This three-ingredient chocolate-hazelnut spread is an indulgent, yet healthy(ish) staple in our kitchen. We make it all the time, usually with hazelnuts, but sometimes we’ll change it up and use almonds or peanuts instead. No matter which variety of nut you go with, the technique is basically the same, but the flavor is different. We also play around with the chocolate. I usually go for a higher quality dark, but it’s delicious made with milk chocolate too.
Delicious ways to use this chocolate-hazelnut spread:
- on toast
- in a smoothie
- in crepes with berries or bananas
- with granola
- in baked goods, like muffins or quick breads
- with fruit on crackers
- stirred in oatmeal
- on a spoon
- 16 oz raw, unsalted nuts
- 8 oz chocolate, chopped
- pinch of salt
Preheat your oven to 400F. Place nuts on a cookie sheet in a single layer and roast for 10-15 minutes, checking occasionally, until the nuts turn golden brown. Remove from oven and let cool for 10 minutes.

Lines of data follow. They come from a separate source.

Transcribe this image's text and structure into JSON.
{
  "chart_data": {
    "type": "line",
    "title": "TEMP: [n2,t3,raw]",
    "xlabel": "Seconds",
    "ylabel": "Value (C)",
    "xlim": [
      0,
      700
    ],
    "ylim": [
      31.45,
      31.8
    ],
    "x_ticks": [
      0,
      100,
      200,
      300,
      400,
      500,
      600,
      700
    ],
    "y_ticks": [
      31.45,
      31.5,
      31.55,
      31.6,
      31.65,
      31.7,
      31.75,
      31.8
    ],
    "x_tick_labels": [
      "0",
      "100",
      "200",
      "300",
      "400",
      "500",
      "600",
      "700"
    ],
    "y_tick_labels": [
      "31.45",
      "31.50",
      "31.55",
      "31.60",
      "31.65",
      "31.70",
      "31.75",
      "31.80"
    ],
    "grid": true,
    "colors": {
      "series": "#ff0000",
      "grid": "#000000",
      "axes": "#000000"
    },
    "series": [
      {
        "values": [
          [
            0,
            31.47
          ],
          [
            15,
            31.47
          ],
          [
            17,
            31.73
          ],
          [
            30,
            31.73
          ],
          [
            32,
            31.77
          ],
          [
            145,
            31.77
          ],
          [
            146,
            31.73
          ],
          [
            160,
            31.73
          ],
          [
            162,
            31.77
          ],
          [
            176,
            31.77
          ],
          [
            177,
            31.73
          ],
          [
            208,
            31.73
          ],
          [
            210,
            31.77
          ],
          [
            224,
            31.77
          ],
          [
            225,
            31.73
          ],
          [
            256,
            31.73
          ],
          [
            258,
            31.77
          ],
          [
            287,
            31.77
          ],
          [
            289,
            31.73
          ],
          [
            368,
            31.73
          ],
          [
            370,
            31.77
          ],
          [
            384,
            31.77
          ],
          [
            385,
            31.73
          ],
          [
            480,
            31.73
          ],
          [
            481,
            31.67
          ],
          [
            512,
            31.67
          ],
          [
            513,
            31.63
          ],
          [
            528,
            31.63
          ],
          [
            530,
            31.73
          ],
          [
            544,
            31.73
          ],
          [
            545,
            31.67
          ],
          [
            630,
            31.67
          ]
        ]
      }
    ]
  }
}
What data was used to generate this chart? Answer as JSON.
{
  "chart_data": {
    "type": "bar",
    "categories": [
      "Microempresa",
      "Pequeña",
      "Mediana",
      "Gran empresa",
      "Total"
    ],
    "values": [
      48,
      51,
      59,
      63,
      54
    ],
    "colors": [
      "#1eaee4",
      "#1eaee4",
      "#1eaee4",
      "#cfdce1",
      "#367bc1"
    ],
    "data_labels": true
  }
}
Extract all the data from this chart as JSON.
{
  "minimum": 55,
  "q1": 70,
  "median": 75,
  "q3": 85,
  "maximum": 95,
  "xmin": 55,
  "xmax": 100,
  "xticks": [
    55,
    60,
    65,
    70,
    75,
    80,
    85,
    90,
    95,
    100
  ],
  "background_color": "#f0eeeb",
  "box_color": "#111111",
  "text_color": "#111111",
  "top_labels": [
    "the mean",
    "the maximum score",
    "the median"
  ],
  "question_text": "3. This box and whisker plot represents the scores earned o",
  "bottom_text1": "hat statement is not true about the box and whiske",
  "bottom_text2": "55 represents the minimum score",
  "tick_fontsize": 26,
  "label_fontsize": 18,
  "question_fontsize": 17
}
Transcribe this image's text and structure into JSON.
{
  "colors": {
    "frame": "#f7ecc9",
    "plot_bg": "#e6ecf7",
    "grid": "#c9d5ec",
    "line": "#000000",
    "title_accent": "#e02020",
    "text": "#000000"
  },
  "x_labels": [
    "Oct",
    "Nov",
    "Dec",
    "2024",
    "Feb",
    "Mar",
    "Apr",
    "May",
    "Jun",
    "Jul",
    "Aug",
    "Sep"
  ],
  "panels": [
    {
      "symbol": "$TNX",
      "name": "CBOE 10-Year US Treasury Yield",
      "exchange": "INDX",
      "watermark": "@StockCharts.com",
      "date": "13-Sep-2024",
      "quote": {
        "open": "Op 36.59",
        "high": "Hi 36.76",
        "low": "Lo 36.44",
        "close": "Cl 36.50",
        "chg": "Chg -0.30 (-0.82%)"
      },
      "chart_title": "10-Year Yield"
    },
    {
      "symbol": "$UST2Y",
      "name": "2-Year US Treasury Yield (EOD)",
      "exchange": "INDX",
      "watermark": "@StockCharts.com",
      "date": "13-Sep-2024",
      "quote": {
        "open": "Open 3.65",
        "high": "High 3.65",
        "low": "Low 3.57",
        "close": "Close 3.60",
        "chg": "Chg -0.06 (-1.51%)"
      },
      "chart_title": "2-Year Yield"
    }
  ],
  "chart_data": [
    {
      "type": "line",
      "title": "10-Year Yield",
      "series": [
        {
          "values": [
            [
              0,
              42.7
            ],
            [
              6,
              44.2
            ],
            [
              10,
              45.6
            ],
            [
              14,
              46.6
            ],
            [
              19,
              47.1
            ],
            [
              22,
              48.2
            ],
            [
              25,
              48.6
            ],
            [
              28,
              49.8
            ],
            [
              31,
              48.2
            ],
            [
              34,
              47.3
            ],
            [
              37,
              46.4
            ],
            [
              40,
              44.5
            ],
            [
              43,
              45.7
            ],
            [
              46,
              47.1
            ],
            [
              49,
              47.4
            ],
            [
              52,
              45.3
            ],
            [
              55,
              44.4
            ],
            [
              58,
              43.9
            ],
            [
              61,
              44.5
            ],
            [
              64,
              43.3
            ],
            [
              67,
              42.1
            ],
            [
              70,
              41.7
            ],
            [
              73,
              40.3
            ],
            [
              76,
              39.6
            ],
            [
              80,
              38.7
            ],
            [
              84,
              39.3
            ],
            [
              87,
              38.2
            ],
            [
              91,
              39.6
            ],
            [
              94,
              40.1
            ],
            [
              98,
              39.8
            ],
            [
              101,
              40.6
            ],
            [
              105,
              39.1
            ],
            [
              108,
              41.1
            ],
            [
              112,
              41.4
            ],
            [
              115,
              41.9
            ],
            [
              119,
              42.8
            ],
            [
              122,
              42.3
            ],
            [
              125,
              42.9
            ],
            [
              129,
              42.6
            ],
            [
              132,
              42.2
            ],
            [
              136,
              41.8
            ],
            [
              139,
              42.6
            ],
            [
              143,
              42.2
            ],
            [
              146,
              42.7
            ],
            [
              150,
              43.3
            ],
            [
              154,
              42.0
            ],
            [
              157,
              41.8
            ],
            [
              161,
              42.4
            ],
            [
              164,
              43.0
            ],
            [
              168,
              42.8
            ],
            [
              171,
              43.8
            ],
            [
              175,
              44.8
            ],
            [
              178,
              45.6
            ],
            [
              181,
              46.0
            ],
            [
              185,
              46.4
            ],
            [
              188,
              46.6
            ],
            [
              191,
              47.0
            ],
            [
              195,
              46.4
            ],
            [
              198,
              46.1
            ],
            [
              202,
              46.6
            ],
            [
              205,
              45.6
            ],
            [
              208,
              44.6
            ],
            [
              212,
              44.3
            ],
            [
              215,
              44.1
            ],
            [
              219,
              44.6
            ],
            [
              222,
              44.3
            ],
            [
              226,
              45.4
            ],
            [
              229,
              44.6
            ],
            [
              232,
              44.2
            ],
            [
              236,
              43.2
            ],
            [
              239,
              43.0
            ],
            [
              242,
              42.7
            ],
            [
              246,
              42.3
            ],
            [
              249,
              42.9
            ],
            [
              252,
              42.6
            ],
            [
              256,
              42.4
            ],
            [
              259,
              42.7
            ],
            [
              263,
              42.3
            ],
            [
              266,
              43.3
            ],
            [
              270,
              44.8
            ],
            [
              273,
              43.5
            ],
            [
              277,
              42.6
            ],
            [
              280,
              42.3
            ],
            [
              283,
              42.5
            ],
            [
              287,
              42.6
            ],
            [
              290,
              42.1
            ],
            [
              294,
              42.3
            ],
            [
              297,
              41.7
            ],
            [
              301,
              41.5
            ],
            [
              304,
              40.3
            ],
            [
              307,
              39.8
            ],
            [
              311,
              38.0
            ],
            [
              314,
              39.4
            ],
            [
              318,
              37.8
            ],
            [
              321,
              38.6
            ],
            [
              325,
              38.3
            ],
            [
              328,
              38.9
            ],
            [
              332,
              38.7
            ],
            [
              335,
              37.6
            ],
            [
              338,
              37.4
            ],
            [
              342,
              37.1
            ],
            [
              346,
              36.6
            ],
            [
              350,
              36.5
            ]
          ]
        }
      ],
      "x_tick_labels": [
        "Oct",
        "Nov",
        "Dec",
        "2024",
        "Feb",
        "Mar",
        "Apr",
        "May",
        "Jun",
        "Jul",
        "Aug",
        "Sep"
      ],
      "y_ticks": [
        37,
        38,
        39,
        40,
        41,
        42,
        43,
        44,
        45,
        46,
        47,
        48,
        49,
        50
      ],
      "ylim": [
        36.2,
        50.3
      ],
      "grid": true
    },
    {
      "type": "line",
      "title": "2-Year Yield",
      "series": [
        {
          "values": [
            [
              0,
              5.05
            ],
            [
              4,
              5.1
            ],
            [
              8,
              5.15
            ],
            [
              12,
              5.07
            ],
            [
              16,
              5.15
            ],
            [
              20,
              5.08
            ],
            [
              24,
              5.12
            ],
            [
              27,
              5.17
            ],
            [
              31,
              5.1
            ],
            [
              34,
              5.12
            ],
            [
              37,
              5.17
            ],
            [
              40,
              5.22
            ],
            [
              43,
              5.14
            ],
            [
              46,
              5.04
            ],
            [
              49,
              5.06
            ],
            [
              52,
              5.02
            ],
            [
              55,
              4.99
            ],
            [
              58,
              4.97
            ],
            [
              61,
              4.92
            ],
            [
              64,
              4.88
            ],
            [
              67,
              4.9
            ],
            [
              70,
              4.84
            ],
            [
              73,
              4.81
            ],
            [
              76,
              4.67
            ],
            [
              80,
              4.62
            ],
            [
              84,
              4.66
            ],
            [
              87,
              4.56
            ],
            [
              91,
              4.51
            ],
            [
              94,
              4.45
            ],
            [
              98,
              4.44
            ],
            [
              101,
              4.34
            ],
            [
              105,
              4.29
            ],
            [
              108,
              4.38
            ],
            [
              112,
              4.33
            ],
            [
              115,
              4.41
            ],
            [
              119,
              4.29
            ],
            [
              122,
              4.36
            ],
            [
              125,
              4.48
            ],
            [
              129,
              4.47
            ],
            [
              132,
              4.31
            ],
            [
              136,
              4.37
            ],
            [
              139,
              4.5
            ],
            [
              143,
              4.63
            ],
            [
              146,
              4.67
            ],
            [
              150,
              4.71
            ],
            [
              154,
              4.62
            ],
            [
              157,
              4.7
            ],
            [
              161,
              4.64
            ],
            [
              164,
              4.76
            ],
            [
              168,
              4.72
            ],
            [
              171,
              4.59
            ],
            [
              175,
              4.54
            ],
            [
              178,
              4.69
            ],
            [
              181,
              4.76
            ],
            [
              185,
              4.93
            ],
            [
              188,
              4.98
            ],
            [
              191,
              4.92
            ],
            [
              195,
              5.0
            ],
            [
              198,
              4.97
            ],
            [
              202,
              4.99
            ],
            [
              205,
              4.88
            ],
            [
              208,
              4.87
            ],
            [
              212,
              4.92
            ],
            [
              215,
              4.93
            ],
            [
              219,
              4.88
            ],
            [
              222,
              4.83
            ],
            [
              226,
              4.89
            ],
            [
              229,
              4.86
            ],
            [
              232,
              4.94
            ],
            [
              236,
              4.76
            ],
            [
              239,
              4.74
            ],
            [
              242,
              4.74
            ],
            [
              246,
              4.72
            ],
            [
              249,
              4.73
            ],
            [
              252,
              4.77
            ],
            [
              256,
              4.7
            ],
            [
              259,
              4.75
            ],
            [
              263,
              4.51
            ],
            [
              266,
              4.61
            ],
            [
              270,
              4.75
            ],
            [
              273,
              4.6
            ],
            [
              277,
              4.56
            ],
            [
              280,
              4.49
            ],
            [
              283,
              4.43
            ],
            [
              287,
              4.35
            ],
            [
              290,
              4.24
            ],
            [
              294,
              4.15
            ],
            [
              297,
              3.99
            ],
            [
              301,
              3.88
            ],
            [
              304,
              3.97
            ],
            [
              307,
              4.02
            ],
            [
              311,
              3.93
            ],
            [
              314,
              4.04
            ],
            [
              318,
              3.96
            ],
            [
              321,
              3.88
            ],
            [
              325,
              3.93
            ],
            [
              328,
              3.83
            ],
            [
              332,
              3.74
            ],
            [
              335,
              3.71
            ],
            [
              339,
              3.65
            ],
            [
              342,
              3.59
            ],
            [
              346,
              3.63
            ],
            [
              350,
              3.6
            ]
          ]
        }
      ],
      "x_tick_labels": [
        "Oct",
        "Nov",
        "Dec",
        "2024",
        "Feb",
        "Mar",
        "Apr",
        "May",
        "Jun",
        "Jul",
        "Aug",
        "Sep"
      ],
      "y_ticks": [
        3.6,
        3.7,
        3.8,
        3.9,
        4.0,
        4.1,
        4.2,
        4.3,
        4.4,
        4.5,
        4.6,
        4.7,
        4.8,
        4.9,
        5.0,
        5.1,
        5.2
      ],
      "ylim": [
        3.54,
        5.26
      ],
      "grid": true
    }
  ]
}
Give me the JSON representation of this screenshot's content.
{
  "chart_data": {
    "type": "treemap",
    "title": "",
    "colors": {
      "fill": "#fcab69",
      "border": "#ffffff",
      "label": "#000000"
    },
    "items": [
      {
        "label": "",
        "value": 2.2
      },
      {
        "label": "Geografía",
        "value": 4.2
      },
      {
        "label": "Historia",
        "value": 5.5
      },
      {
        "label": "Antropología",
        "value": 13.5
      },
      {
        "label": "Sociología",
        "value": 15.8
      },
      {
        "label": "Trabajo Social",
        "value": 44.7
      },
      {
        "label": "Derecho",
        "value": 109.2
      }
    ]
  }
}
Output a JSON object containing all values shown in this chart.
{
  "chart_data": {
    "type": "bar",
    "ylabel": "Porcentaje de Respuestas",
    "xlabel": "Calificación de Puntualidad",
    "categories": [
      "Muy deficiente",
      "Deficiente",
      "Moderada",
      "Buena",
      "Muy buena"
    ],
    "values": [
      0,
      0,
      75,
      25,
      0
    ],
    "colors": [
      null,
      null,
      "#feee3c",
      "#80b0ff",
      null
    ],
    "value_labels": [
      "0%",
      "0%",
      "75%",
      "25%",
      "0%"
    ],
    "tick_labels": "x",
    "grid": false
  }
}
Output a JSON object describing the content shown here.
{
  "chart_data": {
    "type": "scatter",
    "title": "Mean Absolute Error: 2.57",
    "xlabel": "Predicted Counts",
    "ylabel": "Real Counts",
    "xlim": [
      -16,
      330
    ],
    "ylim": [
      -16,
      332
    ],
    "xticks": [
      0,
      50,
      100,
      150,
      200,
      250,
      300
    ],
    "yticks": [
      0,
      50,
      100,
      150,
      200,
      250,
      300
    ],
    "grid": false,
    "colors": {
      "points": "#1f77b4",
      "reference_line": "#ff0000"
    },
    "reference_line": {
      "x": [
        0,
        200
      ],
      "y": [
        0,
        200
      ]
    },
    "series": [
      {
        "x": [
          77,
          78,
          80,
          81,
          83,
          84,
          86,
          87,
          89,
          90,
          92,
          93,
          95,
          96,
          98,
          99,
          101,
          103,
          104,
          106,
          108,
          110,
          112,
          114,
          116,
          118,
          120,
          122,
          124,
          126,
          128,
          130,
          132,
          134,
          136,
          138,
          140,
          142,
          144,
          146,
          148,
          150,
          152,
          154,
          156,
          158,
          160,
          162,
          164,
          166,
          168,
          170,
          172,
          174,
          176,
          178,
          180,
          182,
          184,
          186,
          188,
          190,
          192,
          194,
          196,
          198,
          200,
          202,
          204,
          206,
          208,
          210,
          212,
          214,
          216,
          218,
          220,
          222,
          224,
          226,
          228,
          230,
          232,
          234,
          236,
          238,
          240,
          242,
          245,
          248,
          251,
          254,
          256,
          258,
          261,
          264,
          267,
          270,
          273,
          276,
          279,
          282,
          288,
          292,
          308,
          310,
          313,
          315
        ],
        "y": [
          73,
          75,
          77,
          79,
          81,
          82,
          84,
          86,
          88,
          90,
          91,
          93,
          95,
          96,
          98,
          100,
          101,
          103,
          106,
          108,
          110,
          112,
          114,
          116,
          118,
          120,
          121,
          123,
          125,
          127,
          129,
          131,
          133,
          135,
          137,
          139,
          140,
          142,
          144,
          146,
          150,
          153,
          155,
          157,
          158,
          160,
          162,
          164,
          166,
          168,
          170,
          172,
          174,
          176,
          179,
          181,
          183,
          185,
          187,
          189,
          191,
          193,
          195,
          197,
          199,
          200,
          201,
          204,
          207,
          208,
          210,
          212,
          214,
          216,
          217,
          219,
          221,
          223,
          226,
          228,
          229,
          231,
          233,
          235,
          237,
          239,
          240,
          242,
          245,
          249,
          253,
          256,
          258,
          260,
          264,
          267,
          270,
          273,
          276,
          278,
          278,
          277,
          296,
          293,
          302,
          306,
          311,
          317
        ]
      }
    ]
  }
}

(Optional Step: place hazelnuts in the center of a large tea towel or flour sack towel. Pick up the sides and secure. Shake vigorously to remove the skins.)
Place nuts in food processor with a pinch of salt. Process until pasty nut butter has formed.
Place chocolate in a double broiler until fully melted. Add to food processor with nut butter and continue to pulse until chocolate nut butter has reached desired consistency.
Jar up and store in the cupboard for up to two weeks. Alternatively, store in the fridge for up to a month or two.
*note: if you purchase roasted, salted nuts, just skip the step where you roast your nuts in the oven.